Recently, scientists from the department of engineering at the University of Washington in Seattle demonstrated a probe that meets these criteria. It consists of an ∋8-mm length of optical fiber mounted on a tubular piezoelectric (PZT) transducer whose outer surface is divided into four quadrants (Figure 1). By applying sinusoidal, out-of-phase voltages to opposite pairs of PZT electrodes, the scientists caused the fiber to whirl in a spiral pattern, scanning the emitted beam across the surface to be imaged. The entire device, together with a gradient-index lens, was housed in a 2.4-mm-diameter package at the end of an endoscope.

Figure 1.
Scanning was accomplished in the endoscope by a tubular piezoelectric transducer that whirled the short length of fiber in a circular spiral pattern (left). The fiber, transducer and a gradient-index (GRIN) lens were housed in a 2.4-mm-diameter package at the end of the endoscope (right).

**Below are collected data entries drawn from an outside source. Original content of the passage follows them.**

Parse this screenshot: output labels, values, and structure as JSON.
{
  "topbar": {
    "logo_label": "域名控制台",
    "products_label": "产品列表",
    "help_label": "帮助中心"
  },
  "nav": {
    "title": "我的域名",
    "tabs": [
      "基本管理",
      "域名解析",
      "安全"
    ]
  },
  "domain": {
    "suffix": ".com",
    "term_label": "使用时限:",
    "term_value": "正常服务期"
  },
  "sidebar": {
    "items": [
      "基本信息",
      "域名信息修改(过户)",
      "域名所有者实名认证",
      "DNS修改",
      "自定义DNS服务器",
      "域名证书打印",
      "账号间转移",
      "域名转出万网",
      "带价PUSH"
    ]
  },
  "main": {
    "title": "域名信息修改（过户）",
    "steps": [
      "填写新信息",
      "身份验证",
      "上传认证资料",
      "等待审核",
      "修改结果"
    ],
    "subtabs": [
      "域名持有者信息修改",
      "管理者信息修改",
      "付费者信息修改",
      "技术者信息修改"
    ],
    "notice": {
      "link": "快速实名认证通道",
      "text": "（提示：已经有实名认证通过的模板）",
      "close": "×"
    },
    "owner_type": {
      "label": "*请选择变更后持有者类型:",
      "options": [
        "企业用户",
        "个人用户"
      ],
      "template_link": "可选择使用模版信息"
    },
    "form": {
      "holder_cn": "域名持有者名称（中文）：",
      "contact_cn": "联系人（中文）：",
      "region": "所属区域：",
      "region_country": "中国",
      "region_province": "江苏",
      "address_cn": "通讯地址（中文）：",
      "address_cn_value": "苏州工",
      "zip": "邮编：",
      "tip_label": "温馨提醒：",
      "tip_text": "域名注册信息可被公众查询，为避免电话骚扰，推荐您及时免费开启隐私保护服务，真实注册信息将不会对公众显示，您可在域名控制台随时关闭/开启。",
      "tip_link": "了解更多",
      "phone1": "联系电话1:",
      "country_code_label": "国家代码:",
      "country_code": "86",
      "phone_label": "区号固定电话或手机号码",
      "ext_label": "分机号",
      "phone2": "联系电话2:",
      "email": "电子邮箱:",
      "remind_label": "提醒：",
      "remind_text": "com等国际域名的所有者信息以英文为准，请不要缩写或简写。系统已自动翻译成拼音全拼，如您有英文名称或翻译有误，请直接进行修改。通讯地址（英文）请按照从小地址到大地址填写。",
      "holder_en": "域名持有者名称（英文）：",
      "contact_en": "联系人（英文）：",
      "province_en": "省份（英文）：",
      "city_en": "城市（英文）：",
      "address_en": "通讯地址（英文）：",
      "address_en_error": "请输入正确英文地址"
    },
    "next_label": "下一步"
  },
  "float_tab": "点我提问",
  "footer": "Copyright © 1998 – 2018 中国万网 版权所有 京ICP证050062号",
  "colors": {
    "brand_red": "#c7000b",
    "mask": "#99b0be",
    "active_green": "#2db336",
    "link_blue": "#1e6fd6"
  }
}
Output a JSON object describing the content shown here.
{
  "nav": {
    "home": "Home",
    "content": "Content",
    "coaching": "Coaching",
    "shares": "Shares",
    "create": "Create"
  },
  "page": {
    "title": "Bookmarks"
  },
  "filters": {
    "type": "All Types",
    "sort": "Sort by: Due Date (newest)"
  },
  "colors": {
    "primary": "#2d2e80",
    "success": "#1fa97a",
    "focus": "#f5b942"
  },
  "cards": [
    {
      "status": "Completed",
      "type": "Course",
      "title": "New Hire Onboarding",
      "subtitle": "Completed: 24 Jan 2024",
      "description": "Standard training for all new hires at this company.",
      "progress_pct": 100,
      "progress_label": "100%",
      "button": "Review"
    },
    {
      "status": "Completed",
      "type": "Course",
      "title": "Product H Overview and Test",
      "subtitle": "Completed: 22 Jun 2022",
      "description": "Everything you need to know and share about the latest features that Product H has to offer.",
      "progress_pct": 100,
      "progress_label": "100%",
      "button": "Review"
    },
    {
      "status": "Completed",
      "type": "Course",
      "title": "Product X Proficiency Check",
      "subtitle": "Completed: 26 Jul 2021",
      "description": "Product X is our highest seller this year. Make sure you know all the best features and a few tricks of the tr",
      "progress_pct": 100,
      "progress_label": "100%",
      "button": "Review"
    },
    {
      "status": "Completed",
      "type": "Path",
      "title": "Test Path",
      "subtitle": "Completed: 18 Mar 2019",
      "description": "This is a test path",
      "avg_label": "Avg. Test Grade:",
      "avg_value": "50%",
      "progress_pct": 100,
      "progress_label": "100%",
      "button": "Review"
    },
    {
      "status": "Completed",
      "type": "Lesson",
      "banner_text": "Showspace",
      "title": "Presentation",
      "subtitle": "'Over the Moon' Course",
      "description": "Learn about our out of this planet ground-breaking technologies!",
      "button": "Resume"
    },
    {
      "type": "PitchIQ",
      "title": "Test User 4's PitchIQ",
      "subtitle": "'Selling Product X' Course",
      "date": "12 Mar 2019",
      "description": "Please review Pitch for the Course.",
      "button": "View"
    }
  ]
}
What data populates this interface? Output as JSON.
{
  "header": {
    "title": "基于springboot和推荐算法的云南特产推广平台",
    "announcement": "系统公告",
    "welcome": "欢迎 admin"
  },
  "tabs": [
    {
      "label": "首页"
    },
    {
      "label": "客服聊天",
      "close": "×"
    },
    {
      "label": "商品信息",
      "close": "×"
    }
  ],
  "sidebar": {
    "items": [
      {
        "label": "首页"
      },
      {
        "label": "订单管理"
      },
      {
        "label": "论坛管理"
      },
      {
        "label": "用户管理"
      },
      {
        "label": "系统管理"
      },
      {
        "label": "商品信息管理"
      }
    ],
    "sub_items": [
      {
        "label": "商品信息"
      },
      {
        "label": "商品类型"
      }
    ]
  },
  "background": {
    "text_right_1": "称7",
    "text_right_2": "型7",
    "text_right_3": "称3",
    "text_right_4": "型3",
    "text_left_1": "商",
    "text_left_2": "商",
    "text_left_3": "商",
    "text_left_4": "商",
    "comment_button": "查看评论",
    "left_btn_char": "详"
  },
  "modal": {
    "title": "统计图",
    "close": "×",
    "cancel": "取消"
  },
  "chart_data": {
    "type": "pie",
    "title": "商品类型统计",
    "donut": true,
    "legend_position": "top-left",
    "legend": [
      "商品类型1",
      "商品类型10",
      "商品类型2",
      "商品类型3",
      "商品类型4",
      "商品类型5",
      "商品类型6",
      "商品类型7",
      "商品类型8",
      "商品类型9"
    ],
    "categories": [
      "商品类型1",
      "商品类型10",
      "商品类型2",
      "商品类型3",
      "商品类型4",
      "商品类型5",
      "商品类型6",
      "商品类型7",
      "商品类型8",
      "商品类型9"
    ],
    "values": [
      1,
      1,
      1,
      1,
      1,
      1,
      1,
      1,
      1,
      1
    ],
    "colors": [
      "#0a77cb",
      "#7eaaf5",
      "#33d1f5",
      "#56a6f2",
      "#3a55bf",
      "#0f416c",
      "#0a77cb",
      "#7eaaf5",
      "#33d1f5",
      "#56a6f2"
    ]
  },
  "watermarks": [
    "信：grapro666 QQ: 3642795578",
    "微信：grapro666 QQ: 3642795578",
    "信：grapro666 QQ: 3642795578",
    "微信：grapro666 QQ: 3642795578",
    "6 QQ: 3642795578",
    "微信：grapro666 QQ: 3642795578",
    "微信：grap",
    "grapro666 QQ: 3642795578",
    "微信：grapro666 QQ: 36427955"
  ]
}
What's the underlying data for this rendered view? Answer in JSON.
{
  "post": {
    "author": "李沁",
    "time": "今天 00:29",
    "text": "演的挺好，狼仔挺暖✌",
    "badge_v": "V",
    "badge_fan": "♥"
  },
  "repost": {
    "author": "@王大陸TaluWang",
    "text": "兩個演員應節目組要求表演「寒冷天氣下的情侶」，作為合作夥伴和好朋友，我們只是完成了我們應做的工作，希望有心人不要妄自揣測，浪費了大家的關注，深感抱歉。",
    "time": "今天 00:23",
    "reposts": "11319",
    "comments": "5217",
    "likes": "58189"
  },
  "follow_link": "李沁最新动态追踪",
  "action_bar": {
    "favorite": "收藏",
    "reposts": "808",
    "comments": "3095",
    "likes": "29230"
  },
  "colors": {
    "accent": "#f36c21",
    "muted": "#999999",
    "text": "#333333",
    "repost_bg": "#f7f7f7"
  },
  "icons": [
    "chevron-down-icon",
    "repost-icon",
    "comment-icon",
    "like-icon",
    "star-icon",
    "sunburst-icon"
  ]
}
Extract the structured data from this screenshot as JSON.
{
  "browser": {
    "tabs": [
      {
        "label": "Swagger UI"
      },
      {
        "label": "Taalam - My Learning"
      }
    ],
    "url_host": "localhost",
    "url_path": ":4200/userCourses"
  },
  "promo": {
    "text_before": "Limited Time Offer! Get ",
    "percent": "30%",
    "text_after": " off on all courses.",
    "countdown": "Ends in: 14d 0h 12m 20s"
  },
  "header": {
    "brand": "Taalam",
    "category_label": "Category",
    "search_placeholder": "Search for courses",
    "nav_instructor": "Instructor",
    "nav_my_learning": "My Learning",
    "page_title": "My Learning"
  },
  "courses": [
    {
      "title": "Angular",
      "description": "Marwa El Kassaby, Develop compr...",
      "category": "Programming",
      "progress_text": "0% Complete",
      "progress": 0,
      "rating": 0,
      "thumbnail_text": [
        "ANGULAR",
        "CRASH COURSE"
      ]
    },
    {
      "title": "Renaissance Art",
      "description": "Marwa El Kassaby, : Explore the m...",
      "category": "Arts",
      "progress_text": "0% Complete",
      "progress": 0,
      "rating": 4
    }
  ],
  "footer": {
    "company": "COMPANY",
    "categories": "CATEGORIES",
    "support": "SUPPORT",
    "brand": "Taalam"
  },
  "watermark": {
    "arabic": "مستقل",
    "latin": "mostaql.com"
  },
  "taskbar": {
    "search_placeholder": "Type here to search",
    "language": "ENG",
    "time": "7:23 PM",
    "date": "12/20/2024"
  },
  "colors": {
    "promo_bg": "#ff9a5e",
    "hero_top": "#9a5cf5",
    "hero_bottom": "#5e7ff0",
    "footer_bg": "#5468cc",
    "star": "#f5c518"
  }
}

Because the instantaneous position of the fiber lagged behind the voltage that was applied to the PZT electrodes, the image deciphered from the drive voltage was distorted. The magnitude of the lag depended on the instantaneous radial position of the fiber tip, and the scientists were able to insert a reliable correction factor to eliminate the distortion in real time.

Single-mode excitation radiation was delivered to the sample through the core, and multimode fluorescence was collected into both the core and the inner cladding of the same fiber. The double-clad fiber, from Fibercore Ltd. of Southampton, UK, had a core diameter of 3.6 μm and a 0.19 NA. The 90-μm-diameter inner cladding had a 0.23 NA. Because the double-clad fiber provided both a larger area and a better numerical aperture than a conventional single-mode fiber, it collected fluorescence with much better efficiency.

A home-built ultrafast Ti:sapphire laser provided the excitation signal in an experimental demonstration of the probe. To minimize pulse broadening caused by material dispersion in the fiber, the scientists applied a negative chirp to the pulses with a grating-based pulse stretcher before inserting them into the fiber. A dichroic mirror separated the outgoing excitation radiation from the returning fluorescence signal. The signal was then detected with a photomultiplier tube, digitized and analyzed to generate an image of the sample.

They used fluorescent beads, breast cancer cells stained with a fluorescent dye and live breast cancer cells targeted with fluorescein-labeled monoclonal antibodies as samples in an in vitro demonstration (Figure 2). The frame rate for these images was about 2.6 Hz, and each frame consisted of 512 rings with 521 pixels per ring.

Figure 2.
The endoscope was used to take images of fluorescent beads (A,B), stained breast cancer cells (C) and live breast cancer cells targeted with fluorescein-labeled monoclonal antibodies (D). The blurriness in the image of the 2.2-μm beads indicates that the endoscope is approaching its lateral resolution limit.

To develop their prototype into an effective medical tool, the scientists plan to redesign the optics to enhance delivery and collection of light at the distal end of the endoscope. They also intend to replace the current detector with one that is better suited for the fluorescence wavelength.

Optics Letters, April 15, 2006, pp. 1076-1078.